# ANY help Would be great!!!!!



## Guest (Dec 18, 2008)

Hey Guys Im new here and I been on this looking and reading all Y'all posts. You guys are excellent in explaining but im stiil at a lost on how to decide what to get for my room. Im college student And want the best sound I can get. I wacth movies alot and Play my PS3 most of the time. I currently have a Sony home Theatre system (HT-7000DH). I Have a Samsung (LN-T4065F) LCD 1080p. I Dont know that much so Im I wan you guys input On what i should go with before I get had by some guy at best buy or some other store. My price range Is max 1000$ so please help me. :whistling::coocoo::dizzy:


----------



## eugovector (Sep 4, 2006)

For 1000, troll shoponkyo.com under systems for the 9100. Eventually one will pop up for under $1000 (Usually 999 -10% w/ Free shipping).

Actually, unless you watch a lot of Blu-ray movies, your current receiver should get you by for a while. Consider starting with a new sub from SVS ($600) and spend the last $400 on 3 new speakers (3 identical speakers is my preference) for front and center (Look for JBL Studio Series refurbs on ebay from the Harmon Kardon Dealer, or buy new from AV123, Aperion, Paradigm, or SVS. When you have more money, upgrade you receiver to an Onkyo 606, and you'll have a very decent 7.1 setup.

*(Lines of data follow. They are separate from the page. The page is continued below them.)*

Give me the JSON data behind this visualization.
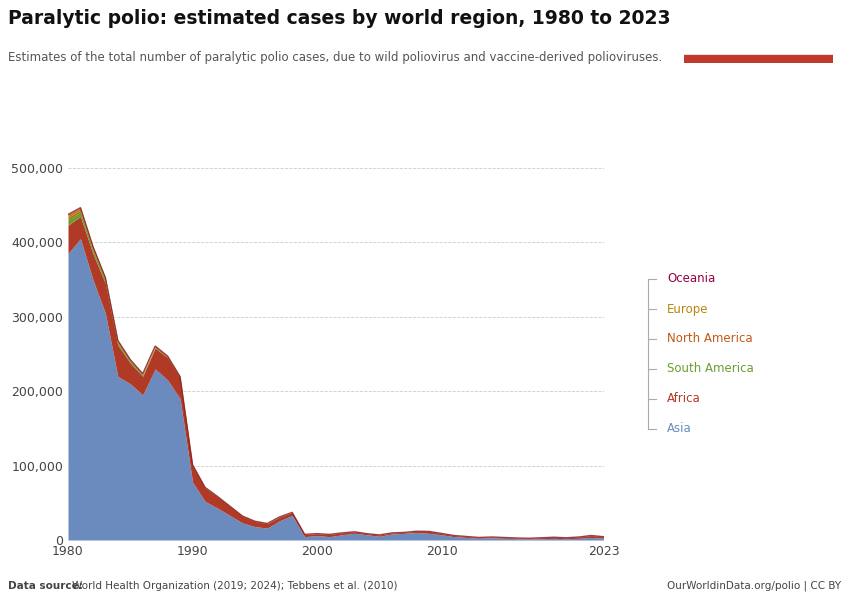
{
  "title": "Paralytic polio: estimated cases by world region, 1980 to 2023",
  "subtitle": "Estimates of the total number of paralytic polio cases, due to wild poliovirus and vaccine-derived polioviruses.",
  "datasource": "Data source: World Health Organization (2019; 2024); Tebbens et al. (2010)",
  "owid_url": "OurWorldinData.org/polio | CC BY",
  "years": [
    1980,
    1981,
    1982,
    1983,
    1984,
    1985,
    1986,
    1987,
    1988,
    1989,
    1990,
    1991,
    1992,
    1993,
    1994,
    1995,
    1996,
    1997,
    1998,
    1999,
    2000,
    2001,
    2002,
    2003,
    2004,
    2005,
    2006,
    2007,
    2008,
    2009,
    2010,
    2011,
    2012,
    2013,
    2014,
    2015,
    2016,
    2017,
    2018,
    2019,
    2020,
    2021,
    2022,
    2023
  ],
  "data": {
    "Asia": [
      385000,
      405000,
      350000,
      305000,
      220000,
      210000,
      195000,
      230000,
      215000,
      190000,
      78000,
      52000,
      43000,
      33000,
      23000,
      18000,
      16000,
      26000,
      33000,
      4500,
      6000,
      4500,
      7000,
      9000,
      7000,
      5000,
      8000,
      9000,
      10000,
      9000,
      7000,
      4500,
      3500,
      2500,
      3000,
      2500,
      1800,
      1300,
      1800,
      2200,
      1800,
      2200,
      3500,
      2600
    ],
    "Africa": [
      38000,
      30000,
      35000,
      40000,
      42000,
      28000,
      25000,
      28000,
      30000,
      28000,
      22000,
      18000,
      15000,
      12000,
      9000,
      7000,
      6000,
      5000,
      4000,
      3000,
      2500,
      3000,
      2500,
      2000,
      1500,
      1800,
      1500,
      1200,
      1800,
      2500,
      1800,
      1500,
      1200,
      900,
      1000,
      900,
      900,
      1000,
      1200,
      1500,
      1200,
      1800,
      2500,
      1800
    ],
    "South America": [
      8000,
      6000,
      5000,
      4000,
      3500,
      2500,
      2000,
      1500,
      1200,
      900,
      700,
      500,
      350,
      250,
      180,
      120,
      90,
      70,
      55,
      45,
      35,
      28,
      22,
      18,
      14,
      12,
      10,
      8,
      6,
      5,
      4,
      3,
      2,
      2,
      2,
      2,
      2,
      2,
      2,
      2,
      2,
      2,
      2,
      2
    ],
    "North America": [
      2500,
      2200,
      1800,
      1500,
      1100,
      800,
      600,
      450,
      350,
      230,
      170,
      120,
      90,
      70,
      55,
      45,
      35,
      28,
      22,
      18,
      12,
      10,
      8,
      6,
      5,
      4,
      4,
      3,
      3,
      3,
      3,
      3,
      3,
      3,
      3,
      3,
      3,
      3,
      3,
      3,
      3,
      3,
      3,
      3
    ],
    "Europe": [
      3500,
      3000,
      2400,
      1800,
      1400,
      950,
      700,
      580,
      460,
      340,
      230,
      170,
      110,
      85,
      65,
      52,
      42,
      32,
      22,
      16,
      11,
      9,
      7,
      6,
      5,
      4,
      3,
      3,
      3,
      3,
      3,
      3,
      3,
      3,
      3,
      3,
      3,
      3,
      3,
      3,
      3,
      3,
      3,
      3
    ],
    "Oceania": [
      500,
      450,
      370,
      300,
      250,
      190,
      150,
      120,
      95,
      70,
      45,
      35,
      28,
      20,
      15,
      12,
      10,
      8,
      6,
      5,
      4,
      3,
      3,
      3,
      3,
      3,
      3,
      3,
      3,
      3,
      3,
      3,
      3,
      3,
      3,
      3,
      3,
      3,
      3,
      3,
      3,
      3,
      3,
      3
    ]
  },
  "colors": {
    "Asia": "#6b8bbf",
    "Africa": "#b13a26",
    "South America": "#6b9e31",
    "North America": "#c05917",
    "Europe": "#b8860b",
    "Oceania": "#970046"
  },
  "legend_colors": {
    "Oceania": "#970046",
    "Europe": "#b8860b",
    "North America": "#c05917",
    "South America": "#6b9e31",
    "Africa": "#b13a26",
    "Asia": "#6b8bbf"
  },
  "ylim": [
    0,
    500000
  ],
  "yticks": [
    0,
    100000,
    200000,
    300000,
    400000,
    500000
  ],
  "ytick_labels": [
    "0",
    "100,000",
    "200,000",
    "300,000",
    "400,000",
    "500,000"
  ],
  "xticks": [
    1980,
    1990,
    2000,
    2010,
    2023
  ],
  "xtick_labels": [
    "1980",
    "1990",
    "2000",
    "2010",
    "2023"
  ],
  "background_color": "#ffffff",
  "owid_box_color": "#1a3a5c",
  "owid_box_accent": "#c0392b",
  "outline_color": "#8b2020"
}
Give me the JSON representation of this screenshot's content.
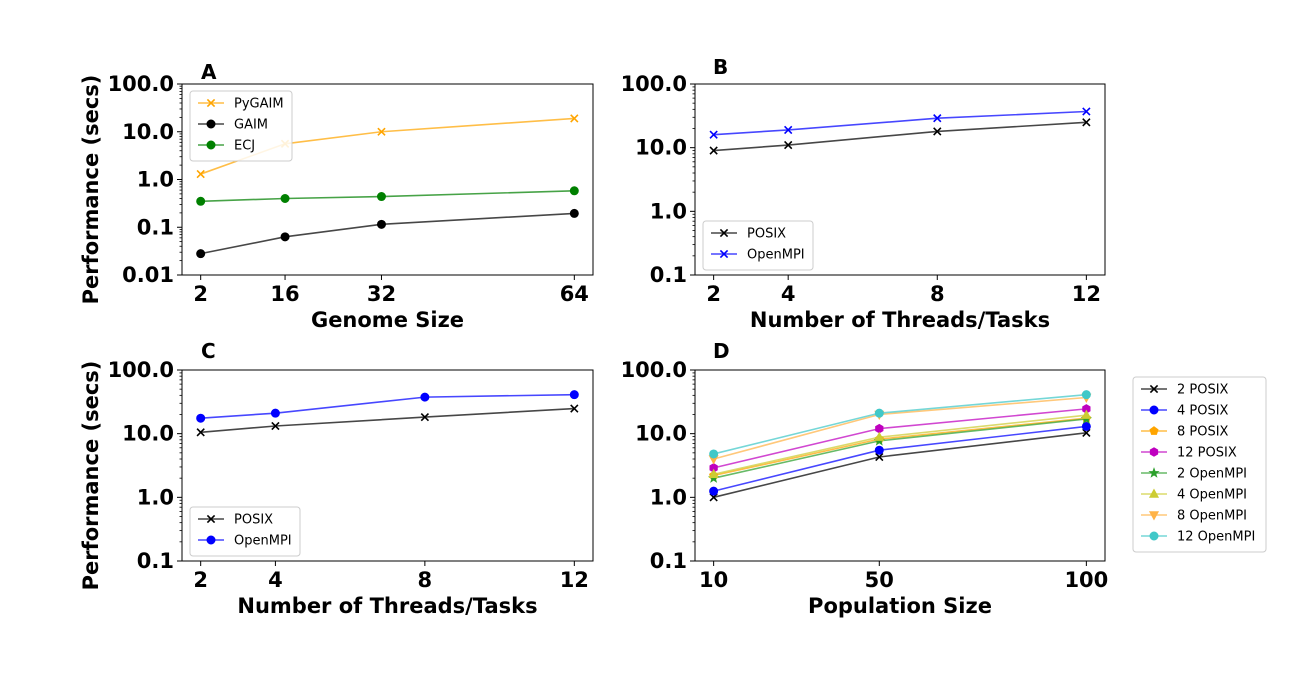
{
  "chart_data": [
    {
      "panel": "A",
      "type": "line",
      "xlabel": "Genome Size",
      "ylabel": "Performance (secs)",
      "x": [
        2,
        16,
        32,
        64
      ],
      "xticks": [
        "2",
        "16",
        "32",
        "64"
      ],
      "yscale": "log",
      "ylim": [
        0.01,
        100
      ],
      "yticks": [
        "0.01",
        "0.1",
        "1.0",
        "10.0",
        "100.0"
      ],
      "legend": "top-left",
      "series": [
        {
          "name": "PyGAIM",
          "color": "#ffa500",
          "marker": "x",
          "values": [
            1.3,
            5.6,
            10.0,
            19.0
          ]
        },
        {
          "name": "GAIM",
          "color": "#000000",
          "marker": "o",
          "values": [
            0.028,
            0.063,
            0.115,
            0.195
          ]
        },
        {
          "name": "ECJ",
          "color": "#008000",
          "marker": "o",
          "values": [
            0.35,
            0.4,
            0.44,
            0.58
          ]
        }
      ]
    },
    {
      "panel": "B",
      "type": "line",
      "xlabel": "Number of Threads/Tasks",
      "ylabel": "",
      "x": [
        2,
        4,
        8,
        12
      ],
      "xticks": [
        "2",
        "4",
        "8",
        "12"
      ],
      "yscale": "log",
      "ylim": [
        0.1,
        100
      ],
      "yticks": [
        "0.1",
        "1.0",
        "10.0",
        "100.0"
      ],
      "legend": "bottom-left",
      "series": [
        {
          "name": "POSIX",
          "color": "#000000",
          "marker": "x",
          "values": [
            9.0,
            11.0,
            18.0,
            25.0
          ]
        },
        {
          "name": "OpenMPI",
          "color": "#0000ff",
          "marker": "x",
          "values": [
            16.0,
            19.0,
            29.0,
            37.0
          ]
        }
      ]
    },
    {
      "panel": "C",
      "type": "line",
      "xlabel": "Number of Threads/Tasks",
      "ylabel": "Performance (secs)",
      "x": [
        2,
        4,
        8,
        12
      ],
      "xticks": [
        "2",
        "4",
        "8",
        "12"
      ],
      "yscale": "log",
      "ylim": [
        0.1,
        100
      ],
      "yticks": [
        "0.1",
        "1.0",
        "10.0",
        "100.0"
      ],
      "legend": "bottom-left",
      "series": [
        {
          "name": "POSIX",
          "color": "#000000",
          "marker": "x",
          "values": [
            10.5,
            13.2,
            18.2,
            24.8
          ]
        },
        {
          "name": "OpenMPI",
          "color": "#0000ff",
          "marker": "o",
          "values": [
            17.5,
            21.0,
            37.5,
            41.0
          ]
        }
      ]
    },
    {
      "panel": "D",
      "type": "line",
      "xlabel": "Population Size",
      "ylabel": "",
      "x": [
        10,
        50,
        100
      ],
      "xticks": [
        "10",
        "50",
        "100"
      ],
      "yscale": "log",
      "ylim": [
        0.1,
        100
      ],
      "yticks": [
        "0.1",
        "1.0",
        "10.0",
        "100.0"
      ],
      "legend": "outside-right",
      "series": [
        {
          "name": "2 POSIX",
          "color": "#000000",
          "marker": "x",
          "values": [
            1.0,
            4.3,
            10.3
          ]
        },
        {
          "name": "4 POSIX",
          "color": "#0000ff",
          "marker": "o",
          "values": [
            1.25,
            5.5,
            13.0
          ]
        },
        {
          "name": "8 POSIX",
          "color": "#ffa500",
          "marker": "p",
          "values": [
            2.2,
            8.2,
            17.5
          ]
        },
        {
          "name": "12 POSIX",
          "color": "#bf00bf",
          "marker": "h",
          "values": [
            2.9,
            12.0,
            24.5
          ]
        },
        {
          "name": "2 OpenMPI",
          "color": "#2ca02c",
          "marker": "*",
          "values": [
            2.0,
            7.7,
            17.0
          ]
        },
        {
          "name": "4 OpenMPI",
          "color": "#cccc33",
          "marker": "^",
          "values": [
            2.3,
            8.8,
            19.5
          ]
        },
        {
          "name": "8 OpenMPI",
          "color": "#ffb347",
          "marker": "v",
          "values": [
            4.0,
            20.0,
            37.0
          ]
        },
        {
          "name": "12 OpenMPI",
          "color": "#40c8c8",
          "marker": "o",
          "values": [
            4.8,
            21.0,
            41.0
          ]
        }
      ]
    }
  ]
}
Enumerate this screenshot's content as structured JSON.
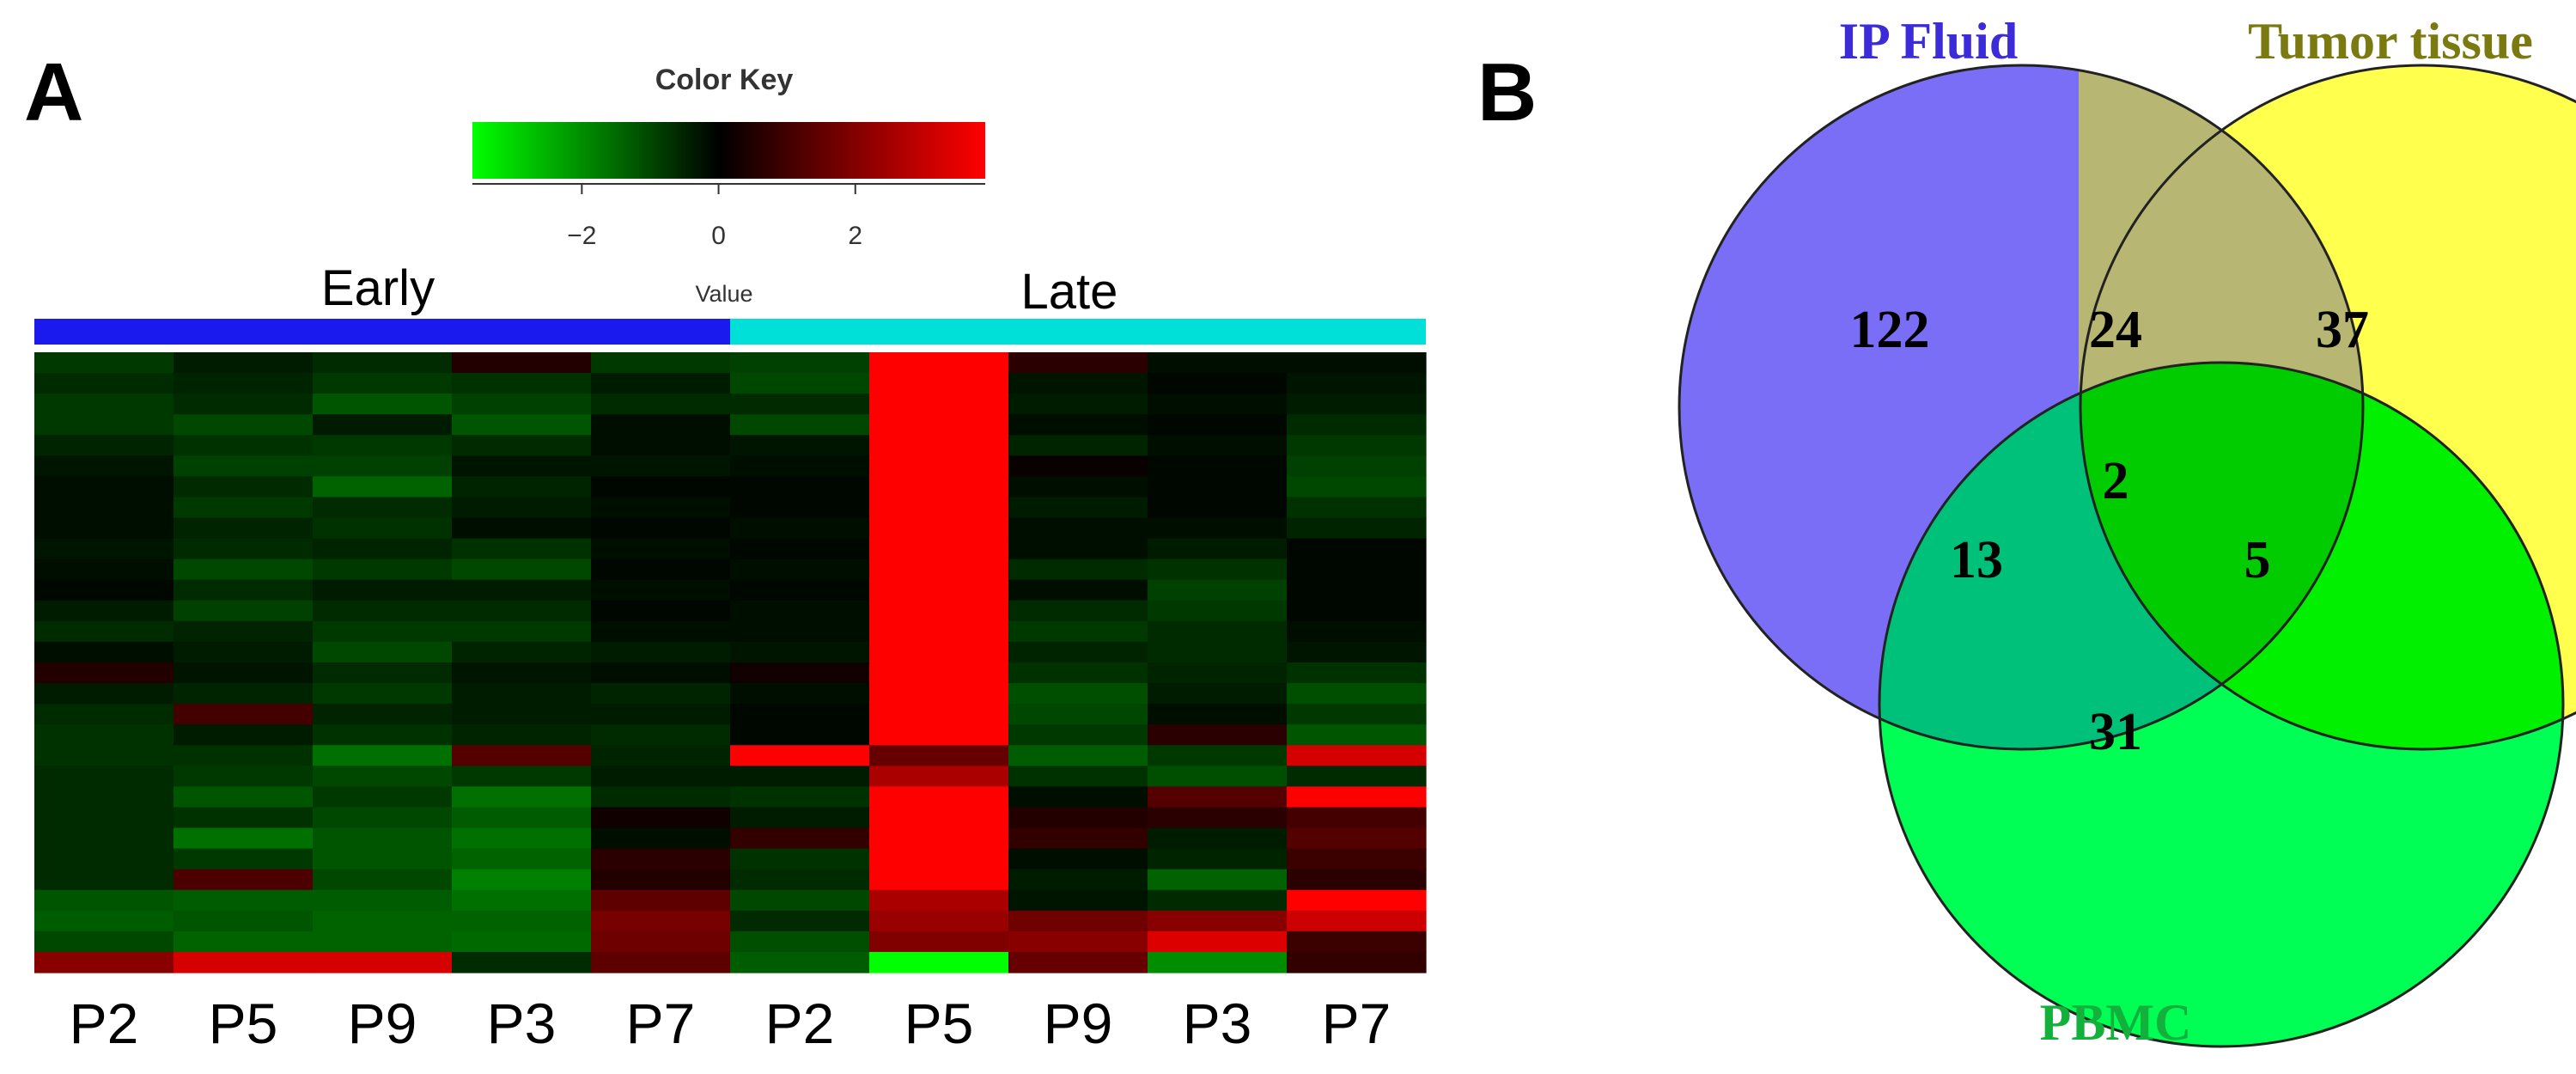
{
  "panel_a_letter": "A",
  "panel_b_letter": "B",
  "chart_data": [
    {
      "type": "heatmap",
      "color_key": {
        "title": "Color Key",
        "axis_label": "Value",
        "ticks": [
          "−2",
          "0",
          "2"
        ],
        "tick_values": [
          -2,
          0,
          2
        ],
        "range": [
          -3.6,
          3.9
        ],
        "colors": [
          "#00ff00",
          "#000000",
          "#ff0000"
        ]
      },
      "groups": [
        {
          "name": "Early",
          "color": "#1a1aee",
          "columns": 5
        },
        {
          "name": "Late",
          "color": "#00e0d8",
          "columns": 5
        }
      ],
      "columns": [
        "P2",
        "P5",
        "P9",
        "P3",
        "P7",
        "P2",
        "P5",
        "P9",
        "P3",
        "P7"
      ],
      "values": [
        [
          -0.8,
          -0.4,
          -0.6,
          0.4,
          -0.8,
          -0.9,
          4.0,
          0.5,
          -0.2,
          -0.2
        ],
        [
          -0.6,
          -0.5,
          -0.8,
          -0.7,
          -0.4,
          -1.0,
          4.0,
          -0.3,
          -0.1,
          -0.3
        ],
        [
          -0.8,
          -0.6,
          -1.2,
          -0.9,
          -0.6,
          -0.6,
          4.0,
          -0.4,
          -0.2,
          -0.4
        ],
        [
          -0.8,
          -1.0,
          -0.4,
          -1.2,
          -0.2,
          -1.0,
          4.0,
          -0.2,
          -0.1,
          -0.6
        ],
        [
          -0.5,
          -0.7,
          -0.8,
          -0.6,
          -0.2,
          -0.3,
          4.0,
          -0.5,
          -0.2,
          -0.8
        ],
        [
          -0.3,
          -0.9,
          -0.9,
          -0.3,
          -0.3,
          -0.2,
          4.0,
          0.1,
          -0.1,
          -0.9
        ],
        [
          -0.2,
          -0.6,
          -1.4,
          -0.5,
          -0.1,
          -0.1,
          4.0,
          -0.2,
          -0.1,
          -1.0
        ],
        [
          -0.2,
          -0.8,
          -0.6,
          -0.4,
          -0.2,
          -0.1,
          4.0,
          -0.4,
          -0.1,
          -0.7
        ],
        [
          -0.2,
          -0.5,
          -0.7,
          -0.2,
          -0.1,
          -0.2,
          4.0,
          -0.2,
          -0.2,
          -0.5
        ],
        [
          -0.3,
          -0.6,
          -0.5,
          -0.7,
          -0.2,
          -0.1,
          4.0,
          -0.2,
          -0.4,
          -0.1
        ],
        [
          -0.2,
          -1.0,
          -0.8,
          -1.0,
          -0.1,
          -0.2,
          4.0,
          -0.6,
          -0.7,
          -0.1
        ],
        [
          -0.1,
          -0.6,
          -0.4,
          -0.4,
          -0.2,
          -0.1,
          4.0,
          -0.2,
          -0.9,
          -0.1
        ],
        [
          -0.4,
          -0.9,
          -0.6,
          -0.6,
          -0.1,
          -0.2,
          4.0,
          -0.6,
          -0.8,
          -0.1
        ],
        [
          -0.6,
          -0.5,
          -0.8,
          -0.8,
          -0.2,
          -0.2,
          4.0,
          -0.8,
          -0.6,
          -0.2
        ],
        [
          -0.2,
          -0.4,
          -1.0,
          -0.5,
          -0.4,
          -0.3,
          4.0,
          -0.5,
          -0.6,
          -0.3
        ],
        [
          0.4,
          -0.3,
          -0.6,
          -0.3,
          -0.2,
          0.2,
          4.0,
          -0.7,
          -0.5,
          -0.7
        ],
        [
          -0.4,
          -0.5,
          -0.8,
          -0.4,
          -0.5,
          -0.2,
          4.0,
          -1.1,
          -0.4,
          -1.1
        ],
        [
          -0.6,
          0.8,
          -0.5,
          -0.4,
          -0.4,
          -0.1,
          4.0,
          -1.0,
          -0.2,
          -0.8
        ],
        [
          -0.7,
          -0.4,
          -0.7,
          -0.5,
          -0.6,
          -0.1,
          4.0,
          -0.8,
          0.5,
          -1.2
        ],
        [
          -0.7,
          -0.7,
          -1.6,
          1.0,
          -0.5,
          3.5,
          1.2,
          -1.3,
          -0.8,
          2.5
        ],
        [
          -0.6,
          -0.8,
          -1.0,
          -0.8,
          -0.4,
          -0.4,
          2.0,
          -0.7,
          -1.1,
          -0.6
        ],
        [
          -0.6,
          -1.2,
          -0.8,
          -1.6,
          -0.6,
          -0.7,
          4.0,
          -0.2,
          1.0,
          3.6
        ],
        [
          -0.6,
          -0.7,
          -1.0,
          -1.3,
          0.2,
          -0.4,
          4.0,
          0.4,
          0.5,
          0.8
        ],
        [
          -0.6,
          -1.6,
          -1.2,
          -1.6,
          -0.2,
          0.6,
          4.0,
          0.6,
          -0.4,
          1.0
        ],
        [
          -0.6,
          -0.8,
          -1.2,
          -1.4,
          0.5,
          -0.7,
          4.0,
          -0.2,
          -0.5,
          0.7
        ],
        [
          -0.6,
          0.9,
          -1.0,
          -1.8,
          0.4,
          -0.6,
          4.0,
          -0.4,
          -1.4,
          0.5
        ],
        [
          -1.2,
          -1.3,
          -1.3,
          -1.6,
          1.1,
          -1.0,
          2.0,
          -0.3,
          -0.6,
          3.2
        ],
        [
          -1.3,
          -1.2,
          -1.4,
          -1.4,
          1.4,
          -0.6,
          1.8,
          1.3,
          1.6,
          2.4
        ],
        [
          -1.0,
          -1.4,
          -1.4,
          -1.5,
          1.3,
          -1.1,
          1.5,
          1.6,
          2.6,
          0.7
        ],
        [
          1.6,
          2.5,
          2.5,
          -0.6,
          1.1,
          -1.3,
          -3.6,
          1.2,
          -2.0,
          0.6
        ]
      ]
    },
    {
      "type": "venn",
      "sets": [
        {
          "name": "IP Fluid",
          "color": "#7b6ef6",
          "label_color": "#3b2bd8"
        },
        {
          "name": "Tumor tissue",
          "color": "#ffff4d",
          "label_color": "#7a7a10"
        },
        {
          "name": "PBMC",
          "color": "#00ff55",
          "label_color": "#13b13b"
        }
      ],
      "regions": [
        {
          "sets": [
            "IP Fluid"
          ],
          "count": "122"
        },
        {
          "sets": [
            "IP Fluid",
            "Tumor tissue"
          ],
          "count": "24"
        },
        {
          "sets": [
            "Tumor tissue"
          ],
          "count": "37"
        },
        {
          "sets": [
            "IP Fluid",
            "Tumor tissue",
            "PBMC"
          ],
          "count": "2"
        },
        {
          "sets": [
            "IP Fluid",
            "PBMC"
          ],
          "count": "13"
        },
        {
          "sets": [
            "Tumor tissue",
            "PBMC"
          ],
          "count": "5"
        },
        {
          "sets": [
            "PBMC"
          ],
          "count": "31"
        }
      ]
    }
  ]
}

Then eventualy, you'll want to move your fronts to rears and buy even better fronts, then a 2nd sub, then a new TV/Projector...and on and on until you die


----------



## Guest (Dec 18, 2008)

THNAKS ALOT!! I do watch blue rays alot. I will find some better speakears to go with the seaker or just get a new reciver.


----------



## salvasol (Oct 31, 2006)

Broadstbully22 said:


> I currently have a Sony home Theatre system (HT-7000DH). I Have a Samsung (LN-T4065F) LCD 1080p. I Dont know that much so Im I wan you guys input On what i should go with before I get had by some guy at best buy or some other store. My price range Is max 1000$


I'm sure you want to change your AVR, speakers and sub, Right???

Like Marshall said, you can start with the Onkyo system, or if you want to piece it together ...you can start with this  SVS speaker system , it comes with five speakers and a sub that will blow away your Sony HTIB, then you can look for an AVR that can decode HD audio, Onkyo is the best bang for your buck ...you can look for the 606 that is the entry level AVR.


----------